# buy commercial does



## svtbronco (Aug 23, 2013)

This is my third post since yesterday. Im very interested in raising meat goats and have learned quite bit.It is just the little details I'm trying to figure out. I was wondering what is the rule of thumb for buying commercial does. I have not found many farms around me that deal with replacements. I didnt know if you trying to get money back off 2 kiddings. Im thinking about Savannahs, Kiko, and Boer. Opinions please


----------



## DrakesFarm (Apr 1, 2013)

My commercial does are mostly boers, but the doe that raised the best kids is a boer/mancha cross, dairyXmeat does to a meat buck equals great kids


----------



## DrakesFarm (Apr 1, 2013)

I like twins off of any thing after its first kidding, they will make it back by their second kidding, sometimes even the first


----------



## packhillboers (Feb 2, 2011)

If you are just starting out- Always be careful from where you buy from.. CL is becoming a more serious problem. Buy from a good knowledgeable breeder that has a good clean herd. If you can afford it - at least get a fullblood buck that is registered or registerable AND from a good quality place. You won't have as much trouble re-selling him when you need new blood and you can be assured to be able to register your 'kids' from that buck. Boers are quite popular and much more in abundance than the other meat goat breeds. Start small with only a few Does. You can cull your herd each year to keep your best. Buy a Doe that doesnt have any deformed teat structures or one that has kidded successfully before. Most important- check the goat all over - teat structures -even the hooves to see if there is any hoof issues..Be very concerned about any lumps and learn about CL and what it is.


----------



## toth boer goats (Jul 20, 2008)

Well said Merry


----------



## packhillboers (Feb 2, 2011)

Well.. have to say. learned a lot on here from Pam.


----------



## MsScamp (Feb 1, 2010)

svtbronco said:


> I was wondering what is the rule of thumb for buying commercial does. I have not found many farms around me that deal with replacements. I didnt know if you trying to get money back off 2 kiddings. Im thinking about Savannahs, Kiko, and Boer. Opinions please


As far as I'm concerned, the only difference between a commercial doe and a registered doe is a piece of paper. I look for correct conformation, excellent mothering ability, and good milkers. I do not go for 2 kidding in 3 years because it takes a whole lot of feed and it wears the does down too fast. As far as what breed goes, I love my Kikos, but that is something you will have to decide for yourself.


----------



## 20kidsonhill (Feb 28, 2011)

weight gain would be right up there for me. strong legs and good structure.
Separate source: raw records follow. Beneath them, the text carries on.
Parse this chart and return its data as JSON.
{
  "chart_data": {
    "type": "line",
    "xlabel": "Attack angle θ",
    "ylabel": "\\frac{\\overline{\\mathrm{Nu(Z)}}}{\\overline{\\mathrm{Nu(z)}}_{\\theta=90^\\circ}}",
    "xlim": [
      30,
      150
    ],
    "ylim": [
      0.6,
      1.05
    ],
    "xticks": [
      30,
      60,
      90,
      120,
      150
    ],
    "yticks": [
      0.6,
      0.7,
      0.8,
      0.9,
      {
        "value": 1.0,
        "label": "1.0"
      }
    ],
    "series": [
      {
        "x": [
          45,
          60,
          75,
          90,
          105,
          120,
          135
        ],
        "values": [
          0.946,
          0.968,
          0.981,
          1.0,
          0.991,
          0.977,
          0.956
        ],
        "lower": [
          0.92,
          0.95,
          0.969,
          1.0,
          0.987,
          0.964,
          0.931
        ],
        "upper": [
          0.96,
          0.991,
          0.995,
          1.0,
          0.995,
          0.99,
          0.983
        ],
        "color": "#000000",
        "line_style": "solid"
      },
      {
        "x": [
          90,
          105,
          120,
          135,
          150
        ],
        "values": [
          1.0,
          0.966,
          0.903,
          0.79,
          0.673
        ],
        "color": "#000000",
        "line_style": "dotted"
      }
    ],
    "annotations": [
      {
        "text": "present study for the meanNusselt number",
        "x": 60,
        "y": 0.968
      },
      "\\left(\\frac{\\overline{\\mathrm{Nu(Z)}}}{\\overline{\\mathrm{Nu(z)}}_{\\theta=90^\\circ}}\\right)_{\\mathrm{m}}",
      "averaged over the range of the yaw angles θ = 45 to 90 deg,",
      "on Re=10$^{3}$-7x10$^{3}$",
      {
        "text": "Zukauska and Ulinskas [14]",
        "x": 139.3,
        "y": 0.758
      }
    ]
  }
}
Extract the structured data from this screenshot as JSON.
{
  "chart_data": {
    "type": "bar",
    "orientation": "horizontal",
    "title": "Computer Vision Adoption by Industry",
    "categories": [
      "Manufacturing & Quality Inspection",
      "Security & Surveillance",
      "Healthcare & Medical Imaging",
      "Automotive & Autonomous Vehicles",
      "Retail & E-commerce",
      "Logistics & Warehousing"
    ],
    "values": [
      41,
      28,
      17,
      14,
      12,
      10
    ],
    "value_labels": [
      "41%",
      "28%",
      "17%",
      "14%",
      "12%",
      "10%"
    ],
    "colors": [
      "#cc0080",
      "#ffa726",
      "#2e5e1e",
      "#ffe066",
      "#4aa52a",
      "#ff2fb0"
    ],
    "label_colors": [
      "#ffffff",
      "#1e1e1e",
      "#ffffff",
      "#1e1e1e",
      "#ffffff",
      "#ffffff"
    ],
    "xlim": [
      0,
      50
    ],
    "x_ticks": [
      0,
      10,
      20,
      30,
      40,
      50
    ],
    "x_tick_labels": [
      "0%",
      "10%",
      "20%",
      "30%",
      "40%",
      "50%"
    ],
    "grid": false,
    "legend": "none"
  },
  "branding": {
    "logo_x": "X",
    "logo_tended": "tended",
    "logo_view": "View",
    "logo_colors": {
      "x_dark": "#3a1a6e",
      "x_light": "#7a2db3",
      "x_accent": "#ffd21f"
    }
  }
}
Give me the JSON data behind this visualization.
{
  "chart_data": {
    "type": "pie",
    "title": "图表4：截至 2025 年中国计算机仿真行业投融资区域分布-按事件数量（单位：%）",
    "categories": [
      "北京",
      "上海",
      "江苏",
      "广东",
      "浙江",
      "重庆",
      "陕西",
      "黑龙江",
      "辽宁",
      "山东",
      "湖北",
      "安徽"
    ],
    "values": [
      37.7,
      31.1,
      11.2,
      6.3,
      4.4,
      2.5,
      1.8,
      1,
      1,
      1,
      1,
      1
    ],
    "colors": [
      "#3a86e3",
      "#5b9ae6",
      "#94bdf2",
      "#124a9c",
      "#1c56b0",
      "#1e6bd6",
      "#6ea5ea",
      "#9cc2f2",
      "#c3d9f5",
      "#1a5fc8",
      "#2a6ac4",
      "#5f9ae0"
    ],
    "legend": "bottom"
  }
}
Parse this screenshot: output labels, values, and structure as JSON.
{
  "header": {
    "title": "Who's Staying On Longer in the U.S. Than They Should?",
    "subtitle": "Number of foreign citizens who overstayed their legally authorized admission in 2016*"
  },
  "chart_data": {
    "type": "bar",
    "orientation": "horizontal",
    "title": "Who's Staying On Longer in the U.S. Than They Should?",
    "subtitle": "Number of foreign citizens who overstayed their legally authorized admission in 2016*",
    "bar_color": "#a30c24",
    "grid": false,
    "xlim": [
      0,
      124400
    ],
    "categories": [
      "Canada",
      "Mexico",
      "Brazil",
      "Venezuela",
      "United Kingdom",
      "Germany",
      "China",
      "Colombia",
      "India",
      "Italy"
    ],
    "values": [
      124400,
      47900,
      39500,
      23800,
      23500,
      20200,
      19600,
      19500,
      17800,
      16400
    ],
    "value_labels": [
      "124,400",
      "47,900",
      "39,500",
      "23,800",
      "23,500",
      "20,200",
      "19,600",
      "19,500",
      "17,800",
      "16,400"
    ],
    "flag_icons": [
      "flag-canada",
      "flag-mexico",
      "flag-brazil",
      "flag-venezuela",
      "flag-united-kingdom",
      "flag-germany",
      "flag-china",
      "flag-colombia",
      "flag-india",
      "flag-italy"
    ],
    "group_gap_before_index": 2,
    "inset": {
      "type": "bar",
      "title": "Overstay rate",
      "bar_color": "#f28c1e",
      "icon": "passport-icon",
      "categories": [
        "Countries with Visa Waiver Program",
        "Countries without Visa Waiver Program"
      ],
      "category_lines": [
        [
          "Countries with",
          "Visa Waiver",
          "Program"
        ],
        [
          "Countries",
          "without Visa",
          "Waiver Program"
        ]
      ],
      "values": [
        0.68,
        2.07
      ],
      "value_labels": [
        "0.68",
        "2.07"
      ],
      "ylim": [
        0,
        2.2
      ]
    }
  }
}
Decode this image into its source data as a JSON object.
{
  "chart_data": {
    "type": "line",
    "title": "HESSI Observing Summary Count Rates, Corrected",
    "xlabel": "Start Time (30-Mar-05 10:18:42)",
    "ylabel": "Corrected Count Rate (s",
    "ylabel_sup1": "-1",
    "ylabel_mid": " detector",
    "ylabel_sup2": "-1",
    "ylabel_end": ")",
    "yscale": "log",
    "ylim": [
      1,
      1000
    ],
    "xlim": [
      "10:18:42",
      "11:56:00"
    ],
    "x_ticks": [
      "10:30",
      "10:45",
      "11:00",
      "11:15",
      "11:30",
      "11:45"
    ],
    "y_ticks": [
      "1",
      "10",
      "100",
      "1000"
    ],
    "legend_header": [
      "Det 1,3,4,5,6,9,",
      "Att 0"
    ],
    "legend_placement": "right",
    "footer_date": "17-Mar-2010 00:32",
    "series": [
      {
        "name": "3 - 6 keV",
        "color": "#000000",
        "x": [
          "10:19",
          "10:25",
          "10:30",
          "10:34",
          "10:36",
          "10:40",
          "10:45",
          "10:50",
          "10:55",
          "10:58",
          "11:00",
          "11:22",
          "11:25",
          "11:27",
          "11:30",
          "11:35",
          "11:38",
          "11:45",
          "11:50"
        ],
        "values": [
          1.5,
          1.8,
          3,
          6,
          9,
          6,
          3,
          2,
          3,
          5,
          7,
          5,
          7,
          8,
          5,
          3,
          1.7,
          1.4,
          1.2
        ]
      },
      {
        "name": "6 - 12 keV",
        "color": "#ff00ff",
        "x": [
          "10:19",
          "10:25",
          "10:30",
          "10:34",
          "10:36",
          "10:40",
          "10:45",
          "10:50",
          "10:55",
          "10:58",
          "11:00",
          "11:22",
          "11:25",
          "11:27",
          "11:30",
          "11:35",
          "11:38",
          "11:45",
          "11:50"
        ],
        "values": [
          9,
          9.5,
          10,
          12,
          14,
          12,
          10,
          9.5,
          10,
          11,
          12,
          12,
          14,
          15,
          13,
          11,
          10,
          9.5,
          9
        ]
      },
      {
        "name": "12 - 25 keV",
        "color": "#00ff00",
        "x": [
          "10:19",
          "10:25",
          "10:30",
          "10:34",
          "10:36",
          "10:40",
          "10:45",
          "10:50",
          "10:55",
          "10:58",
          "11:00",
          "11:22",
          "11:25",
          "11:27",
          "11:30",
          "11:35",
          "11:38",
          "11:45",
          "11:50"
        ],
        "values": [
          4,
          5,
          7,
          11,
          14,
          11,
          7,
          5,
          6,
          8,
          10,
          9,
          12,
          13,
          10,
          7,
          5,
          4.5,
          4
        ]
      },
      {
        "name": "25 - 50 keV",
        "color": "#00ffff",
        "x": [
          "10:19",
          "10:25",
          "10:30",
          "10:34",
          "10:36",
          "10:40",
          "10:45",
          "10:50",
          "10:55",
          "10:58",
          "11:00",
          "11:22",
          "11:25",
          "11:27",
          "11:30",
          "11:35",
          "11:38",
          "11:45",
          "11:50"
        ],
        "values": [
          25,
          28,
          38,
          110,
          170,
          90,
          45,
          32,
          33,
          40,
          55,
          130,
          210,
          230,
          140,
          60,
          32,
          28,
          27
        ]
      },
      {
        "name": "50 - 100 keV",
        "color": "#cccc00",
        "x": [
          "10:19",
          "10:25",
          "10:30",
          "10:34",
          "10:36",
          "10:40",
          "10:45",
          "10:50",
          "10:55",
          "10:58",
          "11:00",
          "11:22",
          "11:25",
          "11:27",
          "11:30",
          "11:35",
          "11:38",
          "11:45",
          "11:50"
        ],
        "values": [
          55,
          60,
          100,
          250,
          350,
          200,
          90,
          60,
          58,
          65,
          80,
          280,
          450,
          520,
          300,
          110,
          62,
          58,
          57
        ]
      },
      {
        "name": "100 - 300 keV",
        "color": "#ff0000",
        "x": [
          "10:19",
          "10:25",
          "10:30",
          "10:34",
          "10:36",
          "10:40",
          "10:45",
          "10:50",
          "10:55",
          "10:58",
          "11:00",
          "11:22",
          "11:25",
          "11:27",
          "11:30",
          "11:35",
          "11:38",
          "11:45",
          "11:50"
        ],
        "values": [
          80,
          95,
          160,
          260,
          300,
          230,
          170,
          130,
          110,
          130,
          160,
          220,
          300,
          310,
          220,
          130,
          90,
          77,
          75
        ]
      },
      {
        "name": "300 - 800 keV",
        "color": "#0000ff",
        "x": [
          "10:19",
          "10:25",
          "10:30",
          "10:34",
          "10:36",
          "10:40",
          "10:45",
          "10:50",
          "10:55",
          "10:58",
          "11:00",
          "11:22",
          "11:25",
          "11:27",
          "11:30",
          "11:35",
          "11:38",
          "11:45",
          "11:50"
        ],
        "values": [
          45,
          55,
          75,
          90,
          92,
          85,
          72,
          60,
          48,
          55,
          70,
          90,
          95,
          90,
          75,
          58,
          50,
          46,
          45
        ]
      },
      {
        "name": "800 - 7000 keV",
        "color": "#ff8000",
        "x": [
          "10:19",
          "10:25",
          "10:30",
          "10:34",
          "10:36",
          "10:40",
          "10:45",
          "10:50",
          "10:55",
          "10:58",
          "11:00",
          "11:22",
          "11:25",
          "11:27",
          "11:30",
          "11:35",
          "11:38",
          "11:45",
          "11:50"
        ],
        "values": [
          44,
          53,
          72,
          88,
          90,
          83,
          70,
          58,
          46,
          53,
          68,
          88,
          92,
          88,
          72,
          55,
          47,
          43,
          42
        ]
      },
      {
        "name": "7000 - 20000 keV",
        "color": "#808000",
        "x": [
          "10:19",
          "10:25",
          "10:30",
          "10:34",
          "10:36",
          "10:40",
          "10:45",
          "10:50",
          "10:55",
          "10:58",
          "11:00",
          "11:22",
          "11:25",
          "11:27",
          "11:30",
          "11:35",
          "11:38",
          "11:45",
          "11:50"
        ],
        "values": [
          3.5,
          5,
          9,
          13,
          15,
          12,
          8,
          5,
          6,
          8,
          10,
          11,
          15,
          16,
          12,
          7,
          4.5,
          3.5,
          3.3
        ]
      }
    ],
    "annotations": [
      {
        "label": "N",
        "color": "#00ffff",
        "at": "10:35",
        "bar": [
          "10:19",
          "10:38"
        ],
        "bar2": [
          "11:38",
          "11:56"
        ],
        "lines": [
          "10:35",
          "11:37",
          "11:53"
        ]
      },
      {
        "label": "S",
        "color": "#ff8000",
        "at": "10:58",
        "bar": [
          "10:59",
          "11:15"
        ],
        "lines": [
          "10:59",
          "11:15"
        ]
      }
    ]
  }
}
A good saying to go by is, "You build a meat herd from the ground up." Another words you need strong thick boned legs. Thickness of bone is there to support muscle. A good structured animal that has a good topline and strong legs is going to hold up longer and have nice structured kids that will sell for more at market.


----------



## toth boer goats (Jul 20, 2008)

All good advice. 



Thanks Merry


----------